In 1994, the “console wars” were reaching their apex. The Sega Genesis and the Super Nintendo were competing for console supremacy, and any major arcade hit that came to home consoles was treated as high fare. But there was something completely different about Mortal Kombat in comparison to Street Fighter II. While the latter can definitely be considered a violent game, Mortal Kombat reached beyond just being violent- it was excessively so, to an astonishing degree that few games before its time could even come close to. Fatalities, the end result of two rounds of victory, were the talk of the town. Fighters did finishing blows that not only ended the match, but seemingly the fighters’ lives. Kano ripped out the heart of his opponent. Sub Zero ripped out their spine. And Johnny Cage just straight up decapitated people with a strong uppercut that decapitated the poor loser.
This was an interesting test for Nintendo, who has always maintained a family friendly image over the years. When the first game in the series came to the Super NES, Nintendo had to make changes in order to maintain that family image. The end result was some major censorship. Fatalities were now called “finishing moves”. The gruesome final acts for some fighters were altered or outright changed completely to appear less devastating. Blood, a big part of the arcade version, was removed. Instead, characters’ “sweat” flew off every time there was a roundhouse kick, or whenever Scorpion plunged his spear into the chest of his opponent. To say that Nintendo nerfed what made Mortal Kombat so popular was an understatement.

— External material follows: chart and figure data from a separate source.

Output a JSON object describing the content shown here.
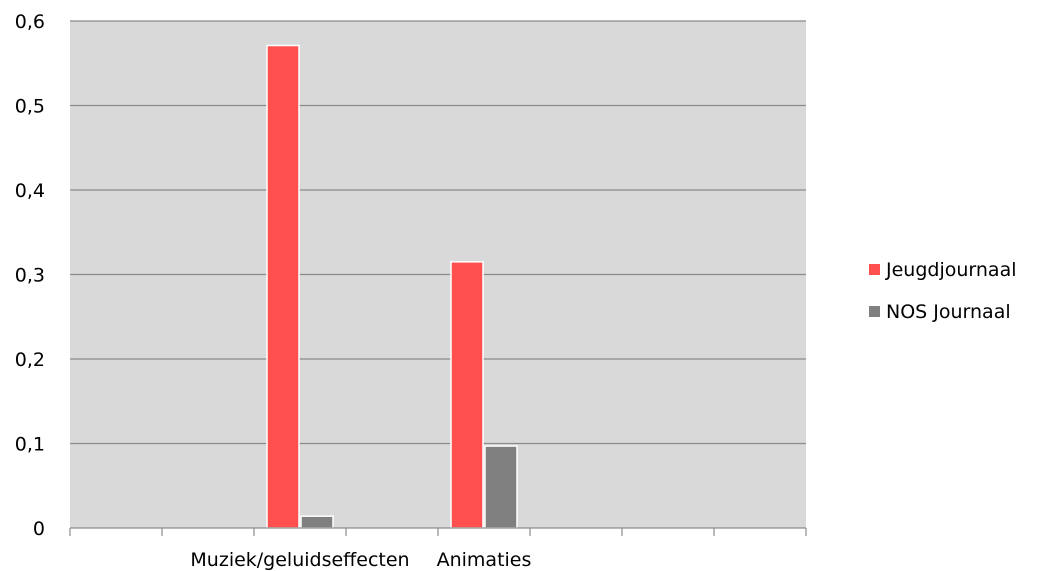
{
  "chart_data": {
    "type": "bar",
    "categories": [
      "",
      "",
      "Muziek/geluidseffecten",
      "",
      "Animaties",
      "",
      "",
      ""
    ],
    "series": [
      {
        "name": "Jeugdjournaal",
        "color": "#ff5050",
        "values": [
          null,
          null,
          0.571,
          null,
          0.315,
          null,
          null,
          null
        ]
      },
      {
        "name": "NOS Journaal",
        "color": "#808080",
        "values": [
          null,
          null,
          0.014,
          null,
          0.097,
          null,
          null,
          null
        ]
      }
    ],
    "y_ticks": [
      "0",
      "0,1",
      "0,2",
      "0,3",
      "0,4",
      "0,5",
      "0,6"
    ],
    "ylim": [
      0,
      0.6
    ],
    "grid": true,
    "plot_background": "#d9d9d9",
    "legend_position": "right"
  }
}
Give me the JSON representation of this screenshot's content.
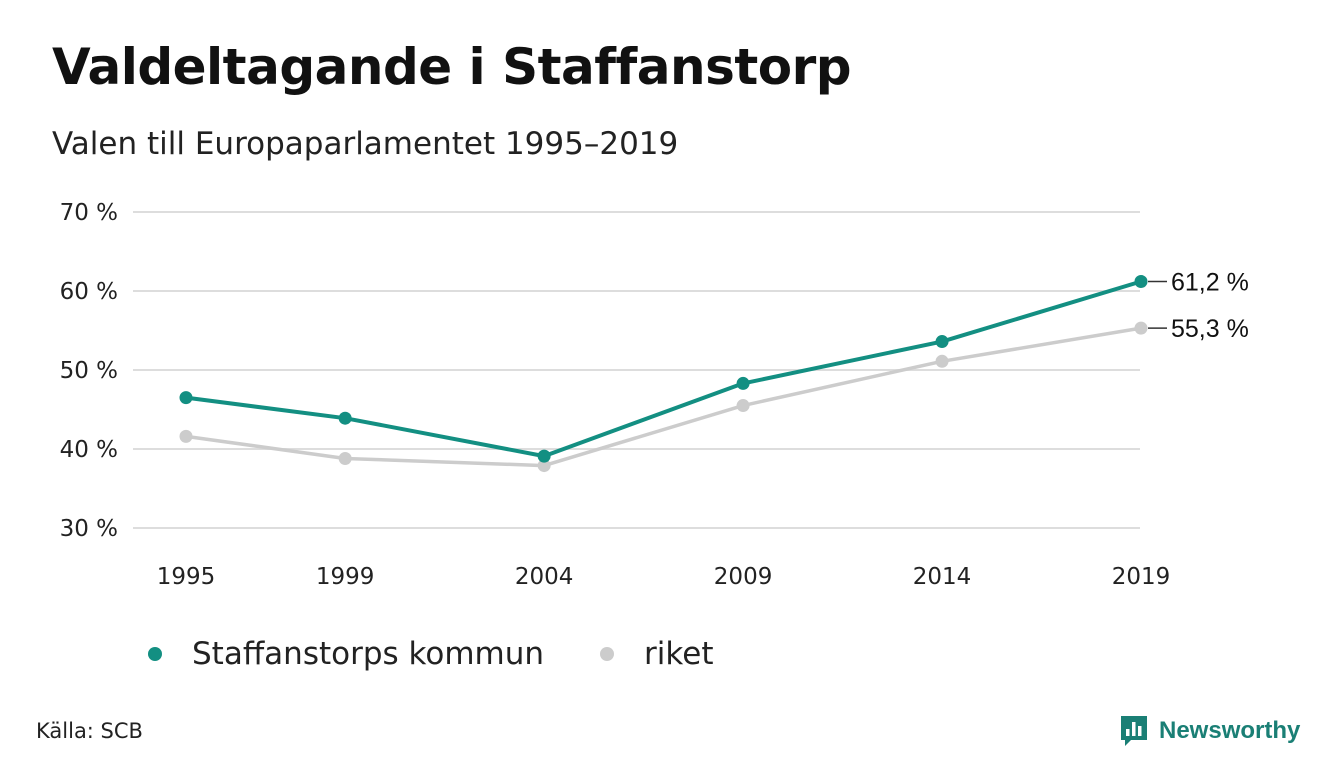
{
  "title": "Valdeltagande i Staffanstorp",
  "subtitle": "Valen till Europaparlamentet 1995–2019",
  "source": "Källa: SCB",
  "brand": {
    "name": "Newsworthy",
    "color": "#1a7f75",
    "icon": "bar-chart-logo-icon"
  },
  "chart_data": {
    "type": "line",
    "categories": [
      "1995",
      "1999",
      "2004",
      "2009",
      "2014",
      "2019"
    ],
    "x": [
      1995,
      1999,
      2004,
      2009,
      2014,
      2019
    ],
    "series": [
      {
        "name": "Staffanstorps kommun",
        "color": "#138f82",
        "values": [
          46.5,
          43.9,
          39.1,
          48.3,
          53.6,
          61.2
        ]
      },
      {
        "name": "riket",
        "color": "#cccccc",
        "values": [
          41.6,
          38.8,
          37.9,
          45.5,
          51.1,
          55.3
        ]
      }
    ],
    "yticks": [
      30,
      40,
      50,
      60,
      70
    ],
    "ytick_labels": [
      "30 %",
      "40 %",
      "50 %",
      "60 %",
      "70 %"
    ],
    "ylim": [
      30,
      70
    ],
    "end_labels": [
      "61,2 %",
      "55,3 %"
    ],
    "grid": true,
    "legend": "bottom"
  }
}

The Genesis version, while also censored, had a code that unlocked the blood and fatalities that the arcade version touted. Word began to spread that this was the definitive version of the game, and that the Super Nintendo version was inferior and sales showed that the Genesis won out in the end. During wartime, an enemy getting an advantage is never a good thing. So when Mortal Kombat II was due for release in 1994, they decided to change their tune regarding heavy censorship. At the Consumer Electronics Show that summer, George Harrison (then director of Marketing and Corporate Communications of Nintendo of America) announced that they had changed their internal internal guidelines pertaining to violence. In other words, red, as well as green, flowed the streets of the Nintendo kingdom upon that announcement. Mortal Kombat II was left pretty much unaltered when it was released in the United States for the Super Nintendo, and future Mortal Kombat games, which were as bloody as the next one, received the same treatment.
In the end, Mortal Kombat II was one of the most hyped games of the 1994 fall season, as well as one of the best-selling games of the year. In fact, Mortal Kombat II was one of the best selling games of all time up to that point, until Donkey Kong Country took over just a few months later. The Genesis version of the game still outsold the Super Nintendo version (1.78 million to 1.51, respectively), perhaps due to the issues with the original. But in the end, it’s hard to argue business wise that Nintendo made the right move.
That doesn’t mean that Nintendo completely eradicated it’s censorship guidelines. Anything involving sex and religious affiliations were still toned down in North America, Final Fantasy VI being an example when it was released. And shortly after Mortal Kombat II’s release, the Entertainment Software Rating Board (ESRB) was put into effect, it becoming the primary source for content ratings for North America. But violence was thereafter free to be as gory and inhumane as possible. Whatever the official reasons may be, Mortal Kombat I and II paved the way for violent video games to roam free on Nintendo consoles. If it was for better or for worse, one can argue for days, but in terms of gory warfare Mortal Kombats I and II can be considered as some of the most influential games to come out in the 1990s.